Pink acredita que isso tem implicações no local de trabalho. “Se uma empresa tem a mesma distribuição de cronótipos que a população normal, isso significa que 20% são noctívagos. Se você tiver uma reunião regular matinal, terá 1/5 das pessoas em sua empresa odiando a vida ”, ele ri. Na verdade, isso pode ter sérias ramificações: Dependendo do tipo de informação transmitida naquela reunião, alguns funcionários podem não retê-la ou processá-la com eficiência. Em outras situações, como no caso de trabalhadores de plantão tarde da noite, a dessincronização circadiana pode ser perigosa. Acidentes industriais são muito mais comuns durante o turno da noite. O incidente nuclear de Three Mile Island em 1979 resultou em parte da falha de um trabalhador do último turno em lembrar um procedimento de segurança importante, por exemplo.

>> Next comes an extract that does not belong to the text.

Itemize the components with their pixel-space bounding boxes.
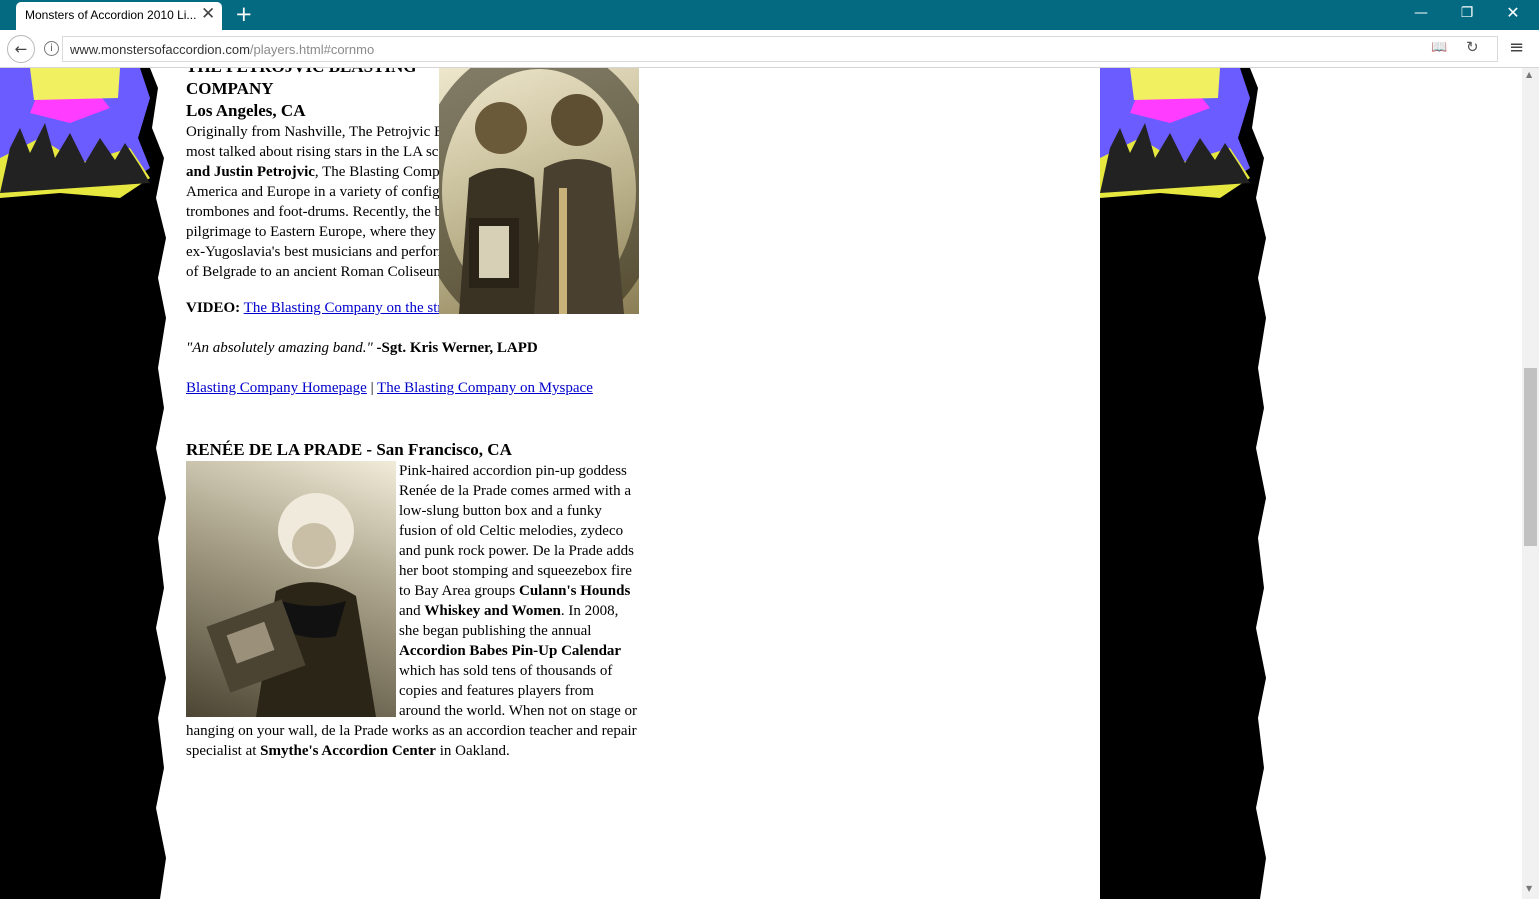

Outro componente do ciclo circadiano também tem um efeito significativo na aprendizagem: o sono. A noção de “dormir sobre” uma decisão é antiga. Aparentemente, Henrique VIII disse uma vez a um conselheiro que pretendia fazer exatamente isso. (Não se pode deixar de imaginar o rei assassino reclinando sua forma inchada contra uma pilha de travesseiros de veludo e ponderando sobre sua próxima execução conjugal.) O sono, é claro, é importante em processos cognitivos muito mais mundanos – aquele pedaço de sabedoria popular, na verdade, foi validado experimentalmente. Pesquisas demonstraram que cochilar antes de ser testado em informações recém-aprendidas aumenta a consolidação da memória e a integração com o conhecimento existente . A privação de sono tem o efeito oposto .
Quando se trata de aprendizagem, descobrimos que o momento certo é tudo. À medida que avançamos nesta era digital acelerada, ficar de olho no relógio pode realmente tornar o mundo um lugar mais justo e seguro para todos.